BTK Dennis Rader’s drawings might be key to solving long cold Oklahoma murder cases

The notorious BTK serial killer is suspected in decades-old crimes in Oklahoma, and law enforcement there wants the public’s help solving them.

Never-before seen drawings from BTK, showing barns and silos in the backgrounds of torture scenes, may hold the key to identifying the cases that involve a missing person and other homicides, CNN reports.

BTK — whose real name is Dennis Rader — is under investigation in the 1976 disappearance of 16-year-old Cynthia Dawn Kinney and several other unsolved cases, said the Osage County Sheriff’s Office.

Kinney was last seen in 1976 at a laundromat in Pawkhuska, a northern Oklahoma town.

Law enforcement is asking the public to help identify the barns and silos in areas across Oklahoma, Kansas and Missouri possibly involved in Kinney’s disappearance and BTK’s other crimes.

Rader says the 10 homicides in the Wichita, Kan. area which he’s admitted committing from the 1970s to the 1990s are all the only ones he was involved in.
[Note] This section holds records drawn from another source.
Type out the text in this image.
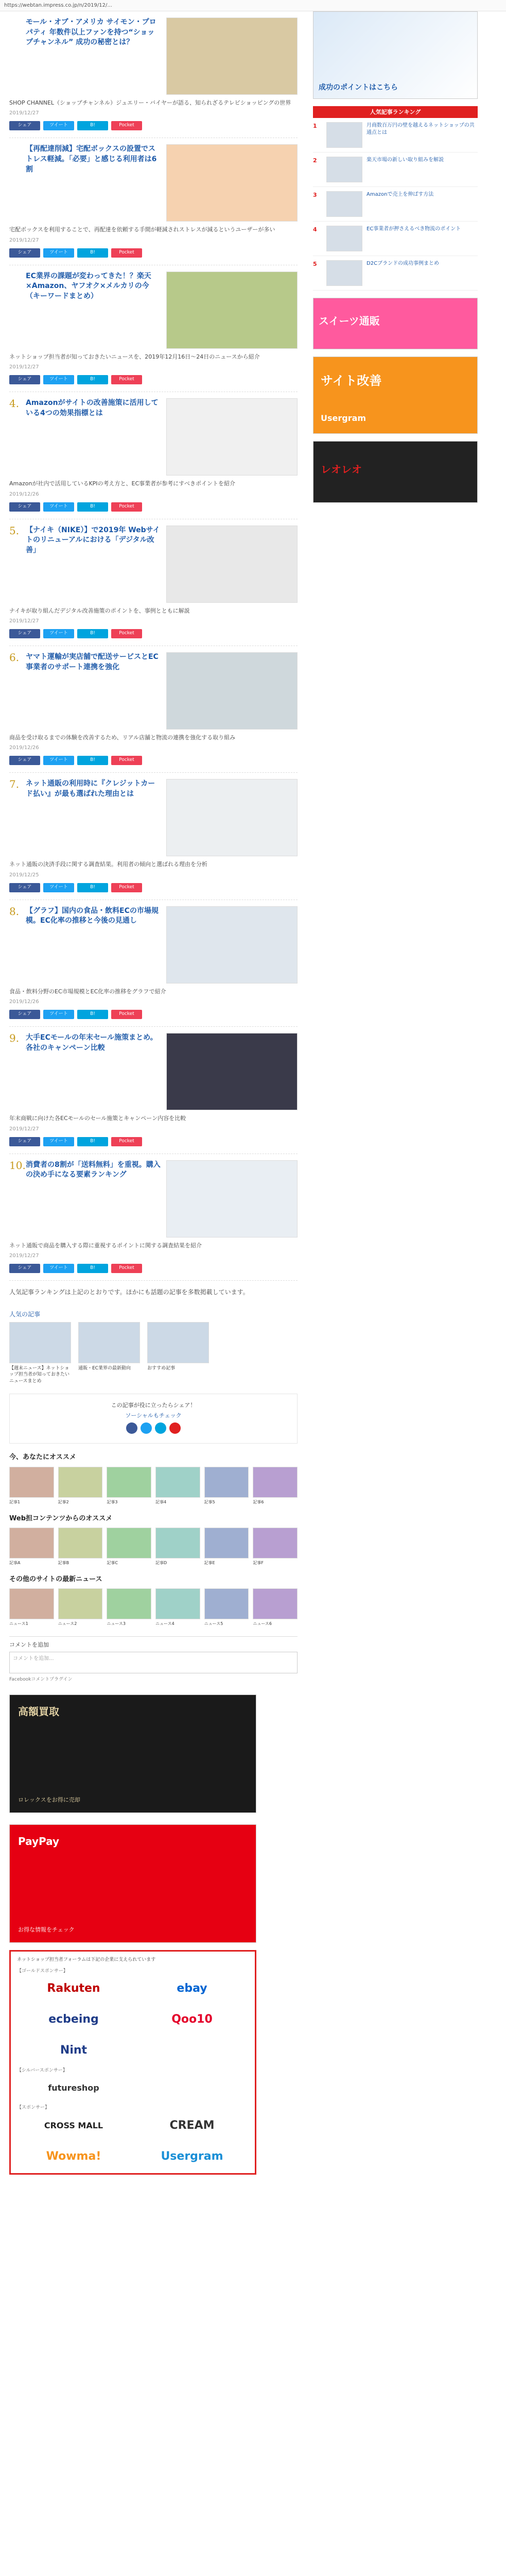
https://webtan.impress.co.jp/n/2019/12/...
モール・オブ・アメリカ サイモン・プロパティ 年数件以上ファンを持つ“ショップチャンネル” 成功の秘密とは？
SHOP CHANNEL（ショップチャンネル）ジュエリー・バイヤーが語る、知られざるテレビショッピングの世界
2019/12/27
シェア	ツイート	B!	Pocket
【再配達削減】宅配ボックスの設置でストレス軽減。「必要」と感じる利用者は6割
宅配ボックスを利用することで、再配達を依頼する手間が軽減されストレスが減るというユーザーが多い
2019/12/27
シェア	ツイート	B!	Pocket
EC業界の課題が変わってきた！？楽天×Amazon、ヤフオク×メルカリの今（キーワードまとめ）
ネットショップ担当者が知っておきたいニュースを、2019年12月16日〜24日のニュースから紹介
2019/12/27
シェア	ツイート	B!	Pocket
4. Amazonがサイトの改善施策に活用している4つの効果指標とは
Amazonが社内で活用しているKPIの考え方と、EC事業者が参考にすべきポイントを紹介
2019/12/26
シェア	ツイート	B!	Pocket
5. 【ナイキ（NIKE）】で2019年 Webサイトのリニューアルにおける「デジタル改善」
ナイキが取り組んだデジタル改善施策のポイントを、事例とともに解説
2019/12/27
シェア	ツイート	B!	Pocket
6. ヤマト運輸が実店舗で配送サービスとEC事業者のサポート連携を強化
商品を受け取るまでの体験を改善するため、リアル店舗と物流の連携を強化する取り組み
2019/12/26
シェア	ツイート	B!	Pocket
7. ネット通販の利用時に『クレジットカード払い』が最も選ばれた理由とは
ネット通販の決済手段に関する調査結果。利用者の傾向と選ばれる理由を分析
2019/12/25
シェア	ツイート	B!	Pocket
8. 【グラフ】国内の食品・飲料ECの市場規模。EC化率の推移と今後の見通し
食品・飲料分野のEC市場規模とEC化率の推移をグラフで紹介
2019/12/26
シェア	ツイート	B!	Pocket
9. 大手ECモールの年末セール施策まとめ。各社のキャンペーン比較
年末商戦に向けた各ECモールのセール施策とキャンペーン内容を比較
2019/12/27
シェア	ツイート	B!	Pocket
10. 消費者の8割が「送料無料」を重視。購入の決め手になる要素ランキング
ネット通販で商品を購入する際に重視するポイントに関する調査結果を紹介
2019/12/27
シェア	ツイート	B!	Pocket
人気記事ランキングは上記のとおりです。ほかにも話題の記事を多数掲載しています。
人気の記事

【週末ニュース】ネットショップ担当者が知っておきたいニュースまとめ

通販・EC業界の最新動向	おすすめ記事

この記事が役に立ったらシェア！
ソーシャルもチェック
今、あなたにオススメ

記事1	記事2	記事3	記事4	記事5	記事6

Web担コンテンツからのオススメ

記事A	記事B	記事C	記事D	記事E	記事F

その他のサイトの最新ニュース

ニュース1	ニュース2	ニュース3	ニュース4	ニュース5	ニュース6

コメントを追加
コメントを追加...
Facebookコメントプラグイン
高額買取
ロレックスをお得に売却
PayPay
お得な情報をチェック
ネットショップ担当者フォーラムは下記の企業に支えられています
【ゴールドスポンサー】
Rakuten	ebay
ecbeing	Qoo10
Nint
【シルバースポンサー】
futureshop
【スポンサー】
CROSS MALL	CREAM
Wowma!	Usergram
成功のポイントはこちら
人気記事ランキング
1	月商数百万円の壁を越えるネットショップの共通点とは
2	楽天市場の新しい取り組みを解説
3	Amazonで売上を伸ばす方法
4	EC事業者が押さえるべき物流のポイント
5	D2Cブランドの成功事例まとめ
スイーツ通販
サイト改善
Usergram
レオレオ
He’s serving 10 consecutive life sentences in those cases, and his earliest release date is in 2180.

But Osage County Sheriff Eddie Virden — who has recently interviewed Rader — hopes that the trove of sketches, which authorities obtained after his 2005 arrest, will help prove otherwise.
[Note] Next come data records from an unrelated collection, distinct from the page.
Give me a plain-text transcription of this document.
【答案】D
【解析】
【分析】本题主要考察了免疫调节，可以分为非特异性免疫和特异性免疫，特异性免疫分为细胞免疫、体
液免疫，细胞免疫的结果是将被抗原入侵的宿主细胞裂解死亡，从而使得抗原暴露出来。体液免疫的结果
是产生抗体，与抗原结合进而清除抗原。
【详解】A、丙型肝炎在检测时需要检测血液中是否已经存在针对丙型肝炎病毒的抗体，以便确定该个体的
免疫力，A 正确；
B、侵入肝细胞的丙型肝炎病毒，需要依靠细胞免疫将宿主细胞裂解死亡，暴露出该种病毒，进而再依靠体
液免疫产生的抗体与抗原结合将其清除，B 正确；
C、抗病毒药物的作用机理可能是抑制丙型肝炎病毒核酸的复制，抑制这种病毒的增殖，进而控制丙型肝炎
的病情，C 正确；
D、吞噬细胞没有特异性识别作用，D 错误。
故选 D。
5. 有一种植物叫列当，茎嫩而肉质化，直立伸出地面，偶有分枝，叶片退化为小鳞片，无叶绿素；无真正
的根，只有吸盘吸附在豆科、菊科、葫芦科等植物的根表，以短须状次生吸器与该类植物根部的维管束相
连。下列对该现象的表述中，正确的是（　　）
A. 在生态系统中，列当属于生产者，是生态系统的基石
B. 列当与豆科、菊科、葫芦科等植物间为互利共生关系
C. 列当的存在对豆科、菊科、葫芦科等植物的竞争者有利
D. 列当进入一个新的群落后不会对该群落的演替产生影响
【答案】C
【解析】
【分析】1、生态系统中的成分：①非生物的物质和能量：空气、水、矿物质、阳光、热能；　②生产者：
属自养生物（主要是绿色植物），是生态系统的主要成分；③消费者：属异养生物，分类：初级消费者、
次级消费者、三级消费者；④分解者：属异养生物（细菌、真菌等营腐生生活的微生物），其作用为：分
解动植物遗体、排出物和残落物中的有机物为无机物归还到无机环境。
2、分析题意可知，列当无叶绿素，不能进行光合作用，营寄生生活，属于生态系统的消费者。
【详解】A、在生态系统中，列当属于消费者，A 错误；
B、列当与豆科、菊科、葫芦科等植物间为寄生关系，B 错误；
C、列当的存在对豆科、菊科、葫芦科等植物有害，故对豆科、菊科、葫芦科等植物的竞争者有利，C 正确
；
The drawings obtained by CNN show several of Rader’s victims.

Authorities also say that recent communication was intercepted from Rader leads them to believe there may be some hidden items in old barns.

Virden said that by releasing the drawings, “someone might recognize one of these barns or the unique features in them, or the closeness of the silo to the barn or possibly might have even found items that they didn’t know why were there that could be very important in this case.”

“Even if the barn’s not there anymore. We would still like that information,” he added.

In letters to Wichita-area media before his capture in 2005, Rader referred to himself as “BTK,” which among other things stood for “bind, torture, kill.”